Monday, September 16, 2013
Learn By Doing (Revised(Again)) POW Blog 5
Learn By Doing (Revised)
(I DO NOT BELIEVE I HAVE ANY OF QUESTION NUMBER ONE)
When
it comes to schooling, the general public will be quick to blame any lack of
understanding from the student on the teacher. This is very true in
some cases, but like anything in this life, there are always two sides. TRUE,
SOME PEOPLE SHOULD NOT ENTER THE FIELD, BUT LILE ANUTHING IN LIFE, THERE ARE
ALWAYS TWO SIDES. It seems like everyone
considers a teachers job to be one thing: regurgitate some idea or concept to a
student or students in a way that allows them to regurgitate that information
back to the teacher (but in “their own words”) so that they can remember the
answer when it comes up on a test (because apparently that’s how students show
“understanding”). Whomever’s
idea it was to generate state level testing is not a well-liked person because
(#4) I find this to be missing the point. The point of school is to
learn, and the job of the teacher is to show students how to learn.

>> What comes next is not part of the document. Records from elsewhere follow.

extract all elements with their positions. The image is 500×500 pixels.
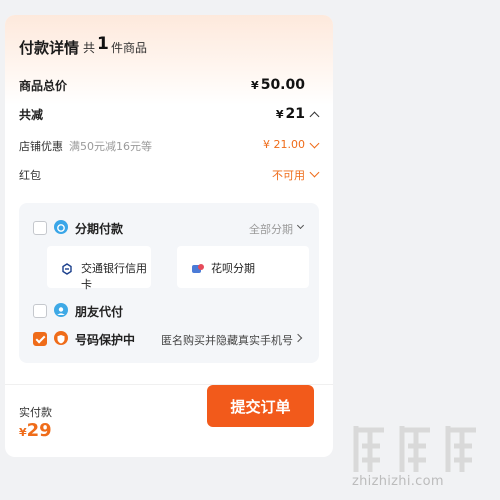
chevron-down-icon[interactable] (309, 138, 320, 149)
installment-option-bocom[interactable]: 交通银行信用卡 (47, 246, 151, 291)
store-discount-note: 满50元减16元等 (69, 140, 152, 153)
page-title: 付款详情 (19, 39, 80, 57)
installment-icon (54, 220, 68, 234)
friend-pay-checkbox[interactable] (33, 304, 47, 318)
store-discount-value[interactable]: ¥ 21.00 (263, 138, 305, 151)
item-count: 1 (97, 34, 109, 54)
discount-label: 共减 (19, 108, 44, 122)
paid-amount-value: ¥29 (19, 420, 52, 441)
number-protect-note[interactable]: 匿名购买并隐藏真实手机号 (161, 332, 293, 348)
watermark-url: zhizhizhi.com (352, 474, 444, 489)
red-packet-value[interactable]: 不可用 (272, 167, 305, 183)
item-count-prefix: 共 (83, 41, 96, 55)
bocom-logo-icon (61, 260, 73, 275)
currency-symbol: ¥ (251, 79, 259, 92)
red-packet-label: 红包 (19, 169, 41, 182)
chevron-down-icon[interactable] (309, 167, 320, 178)
friend-pay-icon (54, 303, 68, 317)
huabei-icon (191, 260, 205, 273)
discount-value[interactable]: ¥21 (276, 106, 305, 122)
installment-option-huabei[interactable]: 花呗分期 (177, 246, 309, 288)
installment-all-link[interactable]: 全部分期 (249, 221, 293, 237)
currency-symbol: ¥ (19, 426, 27, 439)
huabei-option-label: 花呗分期 (211, 262, 255, 275)
chevron-down-icon[interactable] (296, 221, 305, 230)
payment-options-panel: 分期付款 全部分期 交通银行信用卡 花呗分期 朋友代付 号码保护中 匿名购买并隐… (19, 203, 319, 363)
number-protect-label: 号码保护中 (75, 333, 136, 347)
paid-amount-label: 实付款 (19, 406, 52, 419)
total-price-label: 商品总价 (19, 79, 68, 93)
installment-checkbox[interactable] (33, 221, 47, 235)
submit-order-button[interactable]: 提交订单 (207, 385, 314, 427)
store-discount-label: 店铺优惠 (19, 140, 63, 153)
shield-icon (54, 331, 68, 345)
chevron-right-icon[interactable] (293, 333, 303, 343)
chevron-up-icon[interactable] (309, 111, 320, 122)
number-protect-checkbox[interactable] (33, 332, 47, 346)
total-price-value: ¥50.00 (251, 77, 305, 93)
bocom-option-label: 交通银行信用卡 (81, 262, 147, 291)
currency-symbol: ¥ (275, 108, 284, 121)
installment-label: 分期付款 (75, 222, 124, 236)
friend-pay-label: 朋友代付 (75, 305, 124, 319)
item-count-suffix: 件商品 (111, 41, 148, 55)
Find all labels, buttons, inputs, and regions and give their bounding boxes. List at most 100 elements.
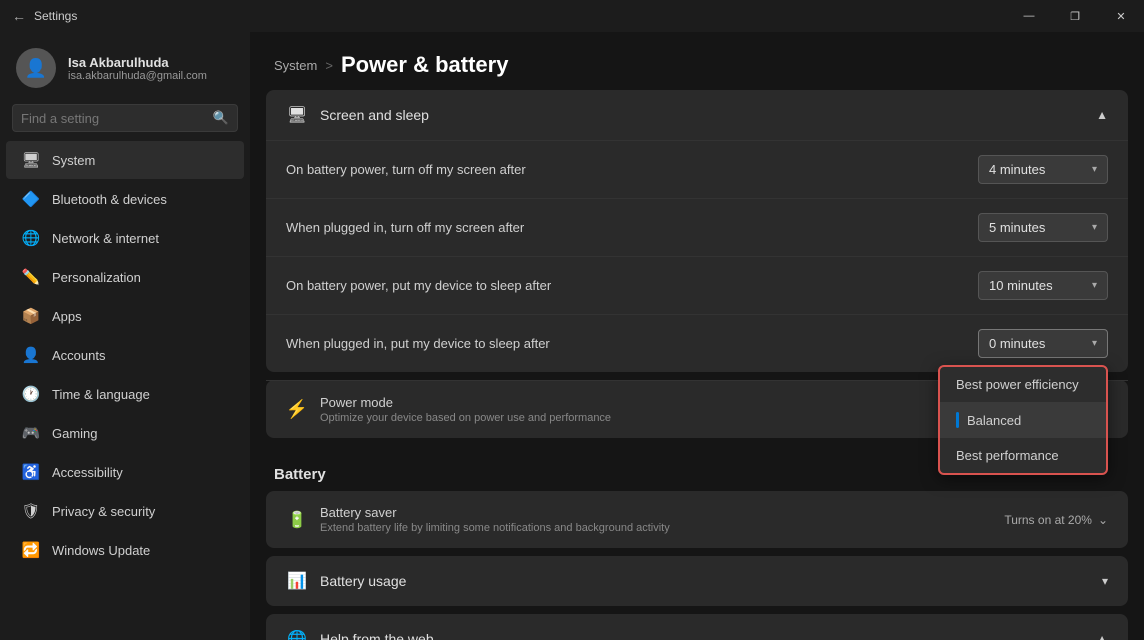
sidebar-item-personalization[interactable]: ✏️Personalization <box>6 258 244 296</box>
sidebar-item-bluetooth--devices[interactable]: 🔷 Bluetooth & devices <box>6 180 244 218</box>
screen-sleep-header[interactable]: 🖥 Screen and sleep ▲ <box>266 90 1128 140</box>
title-bar: ← Settings — ❐ ✕ <box>0 0 1144 32</box>
search-box[interactable]: 🔍 <box>12 104 238 132</box>
row-label-1: On battery power, turn off my screen aft… <box>286 162 526 177</box>
user-info: Isa Akbarulhuda isa.akbarulhuda@gmail.co… <box>68 55 207 82</box>
user-name: Isa Akbarulhuda <box>68 55 207 70</box>
nav-icon: 🛡 <box>22 502 40 520</box>
option-label: Best power efficiency <box>956 377 1079 392</box>
help-chevron: ▲ <box>1096 632 1108 640</box>
battery-saver-label: Battery saver <box>320 505 670 520</box>
dropdown-option-best-efficiency[interactable]: Best power efficiency <box>940 367 1106 402</box>
battery-saver-icon: 🔋 <box>286 509 308 531</box>
screen-icon: 🖥 <box>286 104 308 126</box>
battery-usage-header[interactable]: 📊 Battery usage ▾ <box>266 556 1128 606</box>
sidebar-item-accounts[interactable]: 👤Accounts <box>6 336 244 374</box>
nav-item-label: Network & internet <box>52 231 159 246</box>
user-section: 👤 Isa Akbarulhuda isa.akbarulhuda@gmail.… <box>0 32 250 100</box>
close-button[interactable]: ✕ <box>1098 0 1144 32</box>
content-area: System > Power & battery 🖥 Screen and sl… <box>250 32 1144 640</box>
back-icon[interactable]: ← <box>12 8 26 24</box>
screen-plugged-value: 5 minutes <box>989 220 1045 235</box>
nav-icon: 🔷 <box>22 190 40 208</box>
screen-sleep-label: Screen and sleep <box>320 107 429 123</box>
battery-usage-icon: 📊 <box>286 570 308 592</box>
row-label-3: On battery power, put my device to sleep… <box>286 278 551 293</box>
sleep-battery-dropdown[interactable]: 10 minutes ▾ <box>978 271 1108 300</box>
battery-saver-left: 🔋 Battery saver Extend battery life by l… <box>286 505 670 534</box>
nav-icon: 🌐 <box>22 229 40 247</box>
app-body: 👤 Isa Akbarulhuda isa.akbarulhuda@gmail.… <box>0 32 1144 640</box>
battery-saver-row: 🔋 Battery saver Extend battery life by l… <box>266 491 1128 548</box>
table-row: On battery power, put my device to sleep… <box>266 256 1128 314</box>
screen-sleep-section: 🖥 Screen and sleep ▲ On battery power, t… <box>266 90 1128 372</box>
option-label: Best performance <box>956 448 1059 463</box>
dropdown-option-best-performance[interactable]: Best performance <box>940 438 1106 473</box>
sleep-plugged-value: 0 minutes <box>989 336 1045 351</box>
sidebar-item-network--internet[interactable]: 🌐 Network & internet <box>6 219 244 257</box>
nav-icon: 🔁 <box>22 541 40 559</box>
table-row: When plugged in, put my device to sleep … <box>266 314 1128 372</box>
sidebar-item-windows-update[interactable]: 🔁 Windows Update <box>6 531 244 569</box>
sidebar-item-gaming[interactable]: 🎮Gaming <box>6 414 244 452</box>
row-label-2: When plugged in, turn off my screen afte… <box>286 220 524 235</box>
sidebar-item-apps[interactable]: 📦 Apps <box>6 297 244 335</box>
nav-icon: 📦 <box>22 307 40 325</box>
nav-item-label: Bluetooth & devices <box>52 192 167 207</box>
nav-item-label: Time & language <box>52 387 150 402</box>
page-title: Power & battery <box>341 52 509 78</box>
chevron-down-icon: ⌄ <box>1098 513 1108 527</box>
chevron-down-icon: ▾ <box>1092 164 1097 175</box>
battery-saver-section: 🔋 Battery saver Extend battery life by l… <box>266 491 1128 548</box>
battery-usage-left: 📊 Battery usage <box>286 570 406 592</box>
battery-saver-status[interactable]: Turns on at 20% ⌄ <box>1004 513 1108 527</box>
screen-sleep-chevron: ▲ <box>1096 108 1108 122</box>
nav-icon: 🕐 <box>22 385 40 403</box>
row-label-4: When plugged in, put my device to sleep … <box>286 336 550 351</box>
window-controls: — ❐ ✕ <box>1006 0 1144 32</box>
sidebar-item-accessibility[interactable]: ♿ Accessibility <box>6 453 244 491</box>
maximize-button[interactable]: ❐ <box>1052 0 1098 32</box>
breadcrumb-separator: > <box>325 58 333 73</box>
nav-icon: 🖥 <box>22 151 40 169</box>
power-mode-label: Power mode <box>320 395 611 410</box>
option-label: Balanced <box>967 413 1021 428</box>
sleep-battery-value: 10 minutes <box>989 278 1053 293</box>
sleep-plugged-container: 0 minutes ▾ Best power efficiency Balanc… <box>978 329 1108 358</box>
dropdown-option-balanced[interactable]: Balanced <box>940 402 1106 438</box>
battery-saver-text: Battery saver Extend battery life by lim… <box>320 505 670 534</box>
sidebar-item-privacy--security[interactable]: 🛡 Privacy & security <box>6 492 244 530</box>
search-input[interactable] <box>21 111 213 126</box>
sidebar-item-system[interactable]: 🖥System <box>6 141 244 179</box>
sidebar-item-time--language[interactable]: 🕐 Time & language <box>6 375 244 413</box>
nav-item-label: Windows Update <box>52 543 150 558</box>
power-mode-dropdown-popup: Best power efficiency Balanced Best perf… <box>938 365 1108 475</box>
section-header-left: 🖥 Screen and sleep <box>286 104 429 126</box>
minimize-button[interactable]: — <box>1006 0 1052 32</box>
table-row: When plugged in, turn off my screen afte… <box>266 198 1128 256</box>
nav-item-label: Accessibility <box>52 465 123 480</box>
breadcrumb-parent: System <box>274 58 317 73</box>
chevron-down-icon: ▾ <box>1092 222 1097 233</box>
breadcrumb: System > Power & battery <box>250 32 1144 90</box>
app-title: Settings <box>34 9 77 23</box>
nav-item-label: Privacy & security <box>52 504 155 519</box>
screen-battery-dropdown[interactable]: 4 minutes ▾ <box>978 155 1108 184</box>
avatar: 👤 <box>16 48 56 88</box>
nav-item-label: Apps <box>52 309 82 324</box>
screen-battery-value: 4 minutes <box>989 162 1045 177</box>
battery-usage-chevron: ▾ <box>1102 574 1108 588</box>
power-mode-icon: ⚡ <box>286 399 308 421</box>
chevron-down-icon: ▾ <box>1092 280 1097 291</box>
help-icon: 🌐 <box>286 628 308 640</box>
power-mode-text: Power mode Optimize your device based on… <box>320 395 611 424</box>
nav-icon: ✏️ <box>22 268 40 286</box>
table-row: On battery power, turn off my screen aft… <box>266 140 1128 198</box>
battery-usage-label: Battery usage <box>320 573 406 589</box>
help-header-left: 🌐 Help from the web <box>286 628 434 640</box>
nav-icon: ♿ <box>22 463 40 481</box>
screen-plugged-dropdown[interactable]: 5 minutes ▾ <box>978 213 1108 242</box>
help-header[interactable]: 🌐 Help from the web ▲ <box>266 614 1128 640</box>
battery-usage-section: 📊 Battery usage ▾ <box>266 556 1128 606</box>
sleep-plugged-dropdown[interactable]: 0 minutes ▾ <box>978 329 1108 358</box>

Instead, most of us will sit down and pretend to understand what some
instructor is verbally throwing up so we can cipher through the mess and hope
to some deity that we pass the final test in a class, which we will then
inevitably forget all about during summer. It is not a pretty scenario but that doesn’t
make it any less true.
In Cordeiro’s “Dora Learns to Write and in the Process Encounters Punctuation”,
Dora was lucky enough to find a rare gem as a teacher instead of the walking
textbook that most get dealt. Learning
anything at a young age is difficult, everyone knows that. Now, throw
some sentence structure and punctuation into the mix and add a little dash of
their short attention span and these kids may as well be learning the mechanics
of Shakespeare (if that is even a thing). Teachers and students alike will stress themselves
out in this scenario (#2). What Dora’s teacher does that works so well
was she let Dora ponder the ideas of punctuation little by little on her own.
When Dora has a question she goes to her peers and they bounce ideas off of one
another. Then, when the time comes for Dora to present her writing, her teacher
tells her what she has done correctly and then simply adds new information for
her to consider. And as time goes on, Dora begins to understand. She
learns what works and what doesn’t through experience. That experience
will stick with her longer than anything and much easier than trying to just
remember the facts. Learn by doing.
Of course there are downsides to everything and teaching methods are no
exception. Students will revert back to a certain way of thinking if they get
to confused or frustrated while attempting to understand any new concept. In
Dora’s case, she went back to end-page styled periods when she struggled with
the end-line concept. Eventually she would grow back to the end-page method and
continue growing from there. Sometimes three steps forward can result in one
step back, but in the end she will be more the wiser for it and as previously
stated, those concepts will stick with her better because she experienced them
instead of having to regurgitate some amount of facts concerning it.